[drupal-devel] Re: SQLite
Carl McDade
carl_mcdade at yahoo.com
Sat Jan 22 20:35:30 UTC 2005
Negyesi Karoly wrote:
>>I just wanted to let you know that I upgraded my development environment
>>to PHP5. The reason? I believe that it is important that Drupal 4.6
>>will work with PHP5.
>
>
> Aye. And, as SQLite is default with PHP5, it is now time, to talk about
> that, too: http://drupal.org/node/13192
>
> As there was no interest, I've stopped the development. ALTER TABLE is
> still missing but as I have written, it is done by someone else, just need
> copy-paste. Most importantly, some decisions are missing.
>
> If you take a look at
> http://cvs.drupal.org/viewcvs/drupal/contributions/sandbox/chx/database.sqlite.inc?rev=1.2
> you'll see some strange looking code, especially in the _db_query fuction.
>
> Problem is, that if you SELECT table1.field1 FROM table1,table2 then the
> result column is called table1.field1 -- to get what you expect you need
> SELECT table1.field1 AS field1 FROM table1,table2. The problem is even
> better with SELECT table1.* FROM table1,table2 because you need to extract
> that * to be able to alias.
>
> There are a few solutions. One, you may do a CREATE TEMPORARY VIEW on every
> SELECT statement. After that, you are SELECTing from one VIEW, so this
> effect does hit you. Alas, this is a bit slow. Not too much, but still.
>
> Second, you may write some hellish-looking regexps to rewrite your queries.

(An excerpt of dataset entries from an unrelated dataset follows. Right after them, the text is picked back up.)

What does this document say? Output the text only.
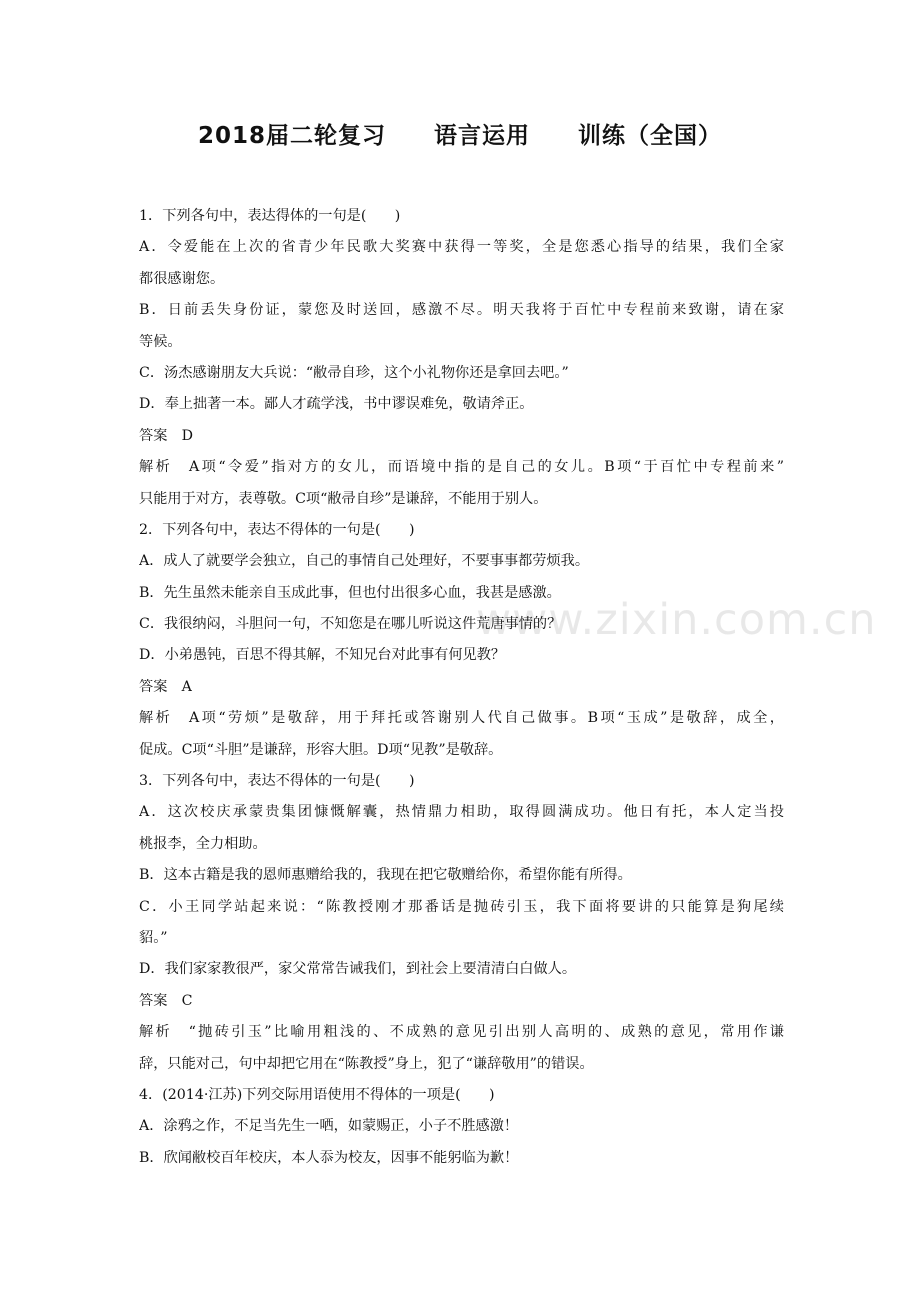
2018届二轮复习　　语言运用　　训练（全国）
1．下列各句中，表达得体的一句是(　　)
A．令爱能在上次的省青少年民歌大奖赛中获得一等奖，全是您悉心指导的结果，我们全家
都很感谢您。
B．日前丢失身份证，蒙您及时送回，感激不尽。明天我将于百忙中专程前来致谢，请在家
等候。
C．汤杰感谢朋友大兵说：“敝帚自珍，这个小礼物你还是拿回去吧。”
D．奉上拙著一本。鄙人才疏学浅，书中谬误难免，敬请斧正。
答案　D
解析　A项“令爱”指对方的女儿，而语境中指的是自己的女儿。B项“于百忙中专程前来”
只能用于对方，表尊敬。C项“敝帚自珍”是谦辞，不能用于别人。
2．下列各句中，表达不得体的一句是(　　)
A．成人了就要学会独立，自己的事情自己处理好，不要事事都劳烦我。
B．先生虽然未能亲自玉成此事，但也付出很多心血，我甚是感激。
C．我很纳闷，斗胆问一句，不知您是在哪儿听说这件荒唐事情的？
D．小弟愚钝，百思不得其解，不知兄台对此事有何见教？
答案　A
解析　A项“劳烦”是敬辞，用于拜托或答谢别人代自己做事。B项“玉成”是敬辞，成全，
促成。C项“斗胆”是谦辞，形容大胆。D项“见教”是敬辞。
3．下列各句中，表达不得体的一句是(　　)
A．这次校庆承蒙贵集团慷慨解囊，热情鼎力相助，取得圆满成功。他日有托，本人定当投
桃报李，全力相助。
B．这本古籍是我的恩师惠赠给我的，我现在把它敬赠给你，希望你能有所得。
C．小王同学站起来说：“陈教授刚才那番话是抛砖引玉，我下面将要讲的只能算是狗尾续
貂。”
D．我们家家教很严，家父常常告诫我们，到社会上要清清白白做人。
答案　C
解析　“抛砖引玉”比喻用粗浅的、不成熟的意见引出别人高明的、成熟的意见，常用作谦
辞，只能对己，句中却把它用在“陈教授”身上，犯了“谦辞敬用”的错误。
4．(2014·江苏)下列交际用语使用不得体的一项是(　　)
A．涂鸦之作，不足当先生一哂，如蒙赐正，小子不胜感激！
B．欣闻敝校百年校庆，本人忝为校友，因事不能躬临为歉！
www.zixin.com.cn
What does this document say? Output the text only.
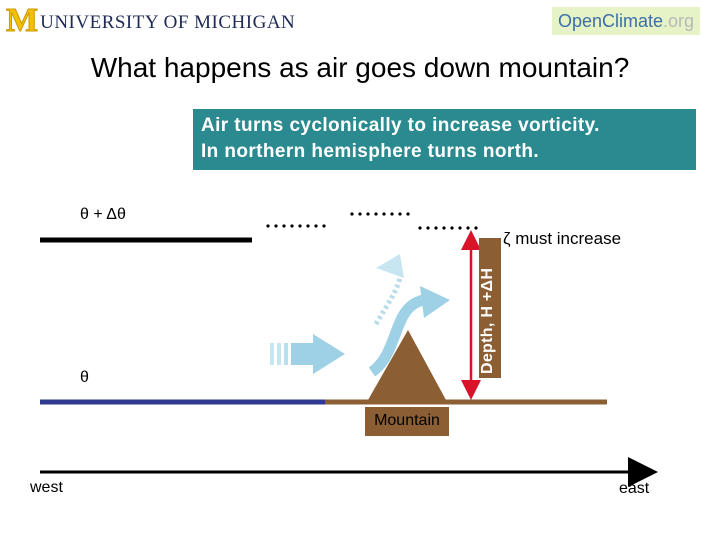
M UNIVERSITY OF MICHIGAN	OpenClimate.org
What happens as air goes down mountain?
Air turns cyclonically to increase vorticity.
In northern hemisphere turns north.
θ + Δθ
θ
ζ must increase
Depth, H +ΔH
Mountain
west	east
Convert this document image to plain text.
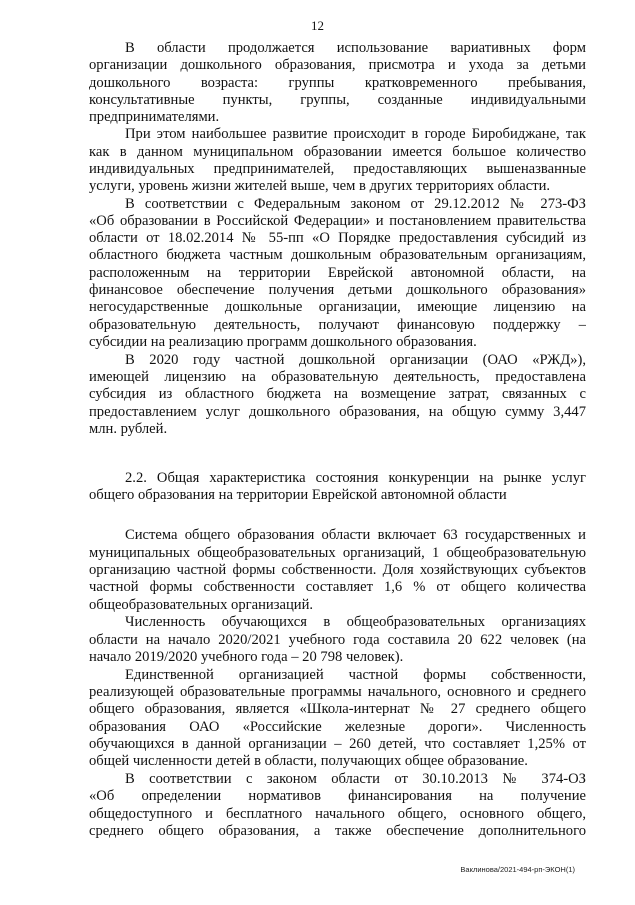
12
В области продолжается использование вариативных форм
организации дошкольного образования, присмотра и ухода за детьми
дошкольного возраста: группы кратковременного пребывания,
консультативные пункты, группы, созданные индивидуальными
предпринимателями.
При этом наибольшее развитие происходит в городе Биробиджане, так
как в данном муниципальном образовании имеется большое количество
индивидуальных предпринимателей, предоставляющих вышеназванные
услуги, уровень жизни жителей выше, чем в других территориях области.
В соответствии с Федеральным законом от 29.12.2012 № 273-ФЗ
«Об образовании в Российской Федерации» и постановлением правительства
области от 18.02.2014 № 55-пп «О Порядке предоставления субсидий из
областного бюджета частным дошкольным образовательным организациям,
расположенным на территории Еврейской автономной области, на
финансовое обеспечение получения детьми дошкольного образования»
негосударственные дошкольные организации, имеющие лицензию на
образовательную деятельность, получают финансовую поддержку –
субсидии на реализацию программ дошкольного образования.
В 2020 году частной дошкольной организации (ОАО «РЖД»),
имеющей лицензию на образовательную деятельность, предоставлена
субсидия из областного бюджета на возмещение затрат, связанных с
предоставлением услуг дошкольного образования, на общую сумму 3,447
млн. рублей.
2.2. Общая характеристика состояния конкуренции на рынке услуг
общего образования на территории Еврейской автономной области
Система общего образования области включает 63 государственных и
муниципальных общеобразовательных организаций, 1 общеобразовательную
организацию частной формы собственности. Доля хозяйствующих субъектов
частной формы собственности составляет 1,6 % от общего количества
общеобразовательных организаций.
Численность обучающихся в общеобразовательных организациях
области на начало 2020/2021 учебного года составила 20 622 человек (на
начало 2019/2020 учебного года – 20 798 человек).
Единственной организацией частной формы собственности,
реализующей образовательные программы начального, основного и среднего
общего образования, является «Школа-интернат № 27 среднего общего
образования ОАО «Российские железные дороги». Численность
обучающихся в данной организации – 260 детей, что составляет 1,25% от
общей численности детей в области, получающих общее образование.
В соответствии с законом области от 30.10.2013 № 374-ОЗ
«Об определении нормативов финансирования на получение
общедоступного и бесплатного начального общего, основного общего,
среднего общего образования, а также обеспечение дополнительного
Ваклинова/2021-494-рп-ЭКОН(1)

> Problem is, you will need to debug those. And the expanding part is far
> from trivial. This solution is the best if you have more than a handful of
> records, 'cos the preparation time in PHP is much smaller than the SQLite
> execution time.
>
> Third is, you rewrite every query in Drupal core to be properly aliased...
>
> Ah, and one more SQLite bug: if there are aliased JOINed tables, forget
> USING clause. Thankfully, this appeared only once in Drupal core when I
> was coding this.
>
> Regards
>
> Karoly Negyesi
>
Hi,
This is mostly a test of the mailing system. But you might think about
parsing those unsupported queries into an array and drop/write new
tables. We this is done in textdb api a flat file db system project that
I work on occasionally. You can find it on source forge. Take a look at
the SQL parser. That parser was borrowed by the Mambo lite project also
which uses flat files. Using it as a patch to SQLite should work.